The Dominican economy closed 2023 with an average growth of 2.4%, in line with the Central Bank’s (2.5%) projections issued on December 4 last year, although below the 3% estimated by the government team.

The figure exceeds the 2.2% average projected for Latin America by the Worl Bank in its most recent “World Economic Outlook” published in January 2024.

According to the monetary institution’s preliminary report on the monthly economic activity indicator (IMAE), the monthly evolution of the economy was 4.7% in December, the highest rate of 2023. December’s economic activity performance is mainly accounted for by the performance of hotels, bars and restaurants (10.5%), construction (9.7%), financial services (9.4%), free zone manufacturing (4.8%), agriculture (4.3%), among others.

The document details that the real added value of tourism was induced by the arrival of air passengers, totaling 8,058,671 tourists in January-December 2023. Adding these to the 2,259,292 cruise passengers as of December, the cumulative total of visitors to the country in 2023 stood at “the unprecedented figure” of 10.3 million. Foreign exchange income to the country from tourism stood at US$ 9,828.9 million, for a year-on-year increase of 16.9% compared to 2022. 

The second sector that stood out last year was the financial sector, which showed a year-on-year variation of 6.9% in its real value added in January-December 2023, contributing to the 20.7% expansion in credit granted to the private sector in national currency, equivalent to an absolute increase of DOP 279,482 million in channeled loans. 

The report points out how local economic performance is consistent with the monetary policy’s transmission mechanism through economic stimuli to reduce the impact of inflation.

The monetary institution stressed that the stimuli are still in place, and hopes that, together with greater public investment, the measure will continue to have an energizing effect on economic activity throughout 2024.

Stable Inflation

The monthly report points out that the consumer price index (CPI) registered a 0.54% monthly variation in December 2023, lower than the 0.96% inflation rate seen in December 2022, reflecting a deceleration in the average rate of price growth in the last month of the year.

This result means that year-on-year inflation measured from December 2022 to the last month of 2023 was the lowest annual rate in the last five years, standing at 3.57%, continuing its downward trend to below the center of the target range of 4.0% ± 1.0% established in the monetary program. In fact, the report specifies that, when analyzing data from 18 Latin American economies at the end of 2023, it is clear that the Dominican Republic’s year-on-year rate is among the lowest.

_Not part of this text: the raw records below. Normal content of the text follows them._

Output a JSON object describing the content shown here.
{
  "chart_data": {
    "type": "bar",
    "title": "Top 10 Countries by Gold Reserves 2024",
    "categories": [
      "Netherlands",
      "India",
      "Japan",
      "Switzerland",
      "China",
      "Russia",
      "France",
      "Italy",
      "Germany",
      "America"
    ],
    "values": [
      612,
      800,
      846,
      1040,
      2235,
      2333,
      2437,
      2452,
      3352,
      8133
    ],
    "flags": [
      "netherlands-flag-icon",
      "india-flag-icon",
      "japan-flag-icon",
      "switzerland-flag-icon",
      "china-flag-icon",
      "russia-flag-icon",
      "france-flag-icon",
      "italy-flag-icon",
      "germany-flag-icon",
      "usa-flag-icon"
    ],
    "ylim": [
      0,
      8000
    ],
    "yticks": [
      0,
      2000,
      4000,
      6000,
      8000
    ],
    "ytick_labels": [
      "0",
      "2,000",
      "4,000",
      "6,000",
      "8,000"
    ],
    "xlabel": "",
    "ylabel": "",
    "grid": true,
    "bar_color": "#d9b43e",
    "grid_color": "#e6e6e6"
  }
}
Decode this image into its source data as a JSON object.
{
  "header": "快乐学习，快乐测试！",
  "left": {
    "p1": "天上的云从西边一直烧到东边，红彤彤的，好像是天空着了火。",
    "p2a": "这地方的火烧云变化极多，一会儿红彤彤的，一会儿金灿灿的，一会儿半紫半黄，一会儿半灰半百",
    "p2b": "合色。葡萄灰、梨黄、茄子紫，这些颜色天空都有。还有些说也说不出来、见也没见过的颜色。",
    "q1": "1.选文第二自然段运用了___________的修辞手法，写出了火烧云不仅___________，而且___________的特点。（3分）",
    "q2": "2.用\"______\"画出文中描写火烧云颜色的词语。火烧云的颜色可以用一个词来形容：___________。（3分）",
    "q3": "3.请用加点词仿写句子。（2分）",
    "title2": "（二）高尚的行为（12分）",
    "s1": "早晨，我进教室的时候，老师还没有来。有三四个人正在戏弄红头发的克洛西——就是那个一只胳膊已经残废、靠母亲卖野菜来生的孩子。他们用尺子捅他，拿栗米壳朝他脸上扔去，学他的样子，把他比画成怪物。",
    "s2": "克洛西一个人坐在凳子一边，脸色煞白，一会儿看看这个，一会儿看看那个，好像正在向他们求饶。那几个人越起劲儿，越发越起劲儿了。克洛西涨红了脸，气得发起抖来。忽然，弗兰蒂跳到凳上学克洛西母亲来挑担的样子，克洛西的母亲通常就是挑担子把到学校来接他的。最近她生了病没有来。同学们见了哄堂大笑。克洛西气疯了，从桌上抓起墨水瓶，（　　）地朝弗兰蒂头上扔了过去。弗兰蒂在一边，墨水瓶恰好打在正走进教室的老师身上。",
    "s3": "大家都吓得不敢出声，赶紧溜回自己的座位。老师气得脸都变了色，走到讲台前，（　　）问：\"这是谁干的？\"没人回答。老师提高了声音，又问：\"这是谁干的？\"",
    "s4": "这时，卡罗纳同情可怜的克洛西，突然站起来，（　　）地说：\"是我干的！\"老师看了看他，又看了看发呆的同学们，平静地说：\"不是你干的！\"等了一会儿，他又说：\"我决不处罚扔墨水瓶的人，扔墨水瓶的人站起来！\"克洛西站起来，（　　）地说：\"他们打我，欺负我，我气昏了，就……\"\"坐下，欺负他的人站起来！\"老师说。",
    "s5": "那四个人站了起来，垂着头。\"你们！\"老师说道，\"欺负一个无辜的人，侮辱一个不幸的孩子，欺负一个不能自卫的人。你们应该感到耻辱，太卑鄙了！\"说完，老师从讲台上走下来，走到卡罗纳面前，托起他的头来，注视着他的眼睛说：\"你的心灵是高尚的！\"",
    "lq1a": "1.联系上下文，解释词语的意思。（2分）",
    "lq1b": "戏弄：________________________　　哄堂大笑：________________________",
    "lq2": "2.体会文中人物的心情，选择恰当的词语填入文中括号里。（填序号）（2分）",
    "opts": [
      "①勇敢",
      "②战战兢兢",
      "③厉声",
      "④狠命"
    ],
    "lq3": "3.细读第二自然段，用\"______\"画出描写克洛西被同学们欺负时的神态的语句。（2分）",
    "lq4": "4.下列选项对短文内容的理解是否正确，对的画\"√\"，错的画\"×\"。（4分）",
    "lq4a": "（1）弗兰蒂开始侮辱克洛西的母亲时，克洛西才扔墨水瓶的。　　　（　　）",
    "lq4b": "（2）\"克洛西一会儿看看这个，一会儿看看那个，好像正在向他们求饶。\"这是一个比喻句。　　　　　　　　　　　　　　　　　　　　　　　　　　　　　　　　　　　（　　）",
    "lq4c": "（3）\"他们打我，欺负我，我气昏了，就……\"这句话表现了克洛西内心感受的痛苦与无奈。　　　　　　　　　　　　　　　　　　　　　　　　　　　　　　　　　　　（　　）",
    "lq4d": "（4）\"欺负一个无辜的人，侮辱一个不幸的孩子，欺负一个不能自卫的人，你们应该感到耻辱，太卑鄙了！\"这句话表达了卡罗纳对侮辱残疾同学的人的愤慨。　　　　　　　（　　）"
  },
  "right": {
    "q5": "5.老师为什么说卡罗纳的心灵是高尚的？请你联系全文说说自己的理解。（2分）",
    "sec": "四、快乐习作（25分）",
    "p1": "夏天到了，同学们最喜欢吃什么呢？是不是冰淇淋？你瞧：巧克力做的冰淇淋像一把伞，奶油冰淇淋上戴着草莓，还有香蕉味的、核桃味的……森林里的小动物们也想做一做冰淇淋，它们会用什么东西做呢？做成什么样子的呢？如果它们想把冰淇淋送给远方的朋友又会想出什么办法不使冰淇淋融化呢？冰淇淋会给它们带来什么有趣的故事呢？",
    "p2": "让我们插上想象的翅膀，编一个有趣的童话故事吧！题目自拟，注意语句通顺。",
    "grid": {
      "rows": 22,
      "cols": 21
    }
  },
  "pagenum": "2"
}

The Central Bank highlights that the rate is lower than that of eleven countries in the region, meaning six of these countries report year-on-year inflation below that of the Dominican Republic, three of which are dollarized economies (Panama, Ecuador and El Salvador).

The monetary body noted that the results augur a favorable performance for the country during 2024, with a 5% growth forecast, around the potential pace, one of the highest in Latin America, in a context where domestic inflation will remain within the target range established in the monetary program and foreign direct investment (FDI) flows will continue.

What the Forecasts said

The Central Bank expected the year to close with the economic indicator at 2.5%, slightly lower than what the government foresaw in the Macroeconomic Outlook 2023-2027 report, which pointed to 3% growth.

While the World Bank agreed that the country would close with an economic increase of 2.5%. By 2024, all indicators suggest that the country will reach its development potential of 5%, among the highest percentages of all those projected for each Latin American and Caribbean country. In its latest report, the World Bank points to a gradual recovery in the region, with an estimated growth of 2.3% in 2024 and 2.5% in 2025.

Currencies and foreign investment rose.

Likewise, the monetary authority explained that activities generating foreign exchange performed favorably, highlighting that during 2023, US$ 10,157.2 million were received in remittances, in line with the Central Bank’s projections. This means a growth of 3.1% compared to the same period of the previous year. “These resources provided by those living abroad have a multiplier effect on consumption, investment and financing of the most vulnerable sectors.” Foreign direct investment (FDI) amounted to US$ 4,381 million in 2023, an increase of around 9.2% compared to 2022, where the role of tourism, energy and real estate stands out.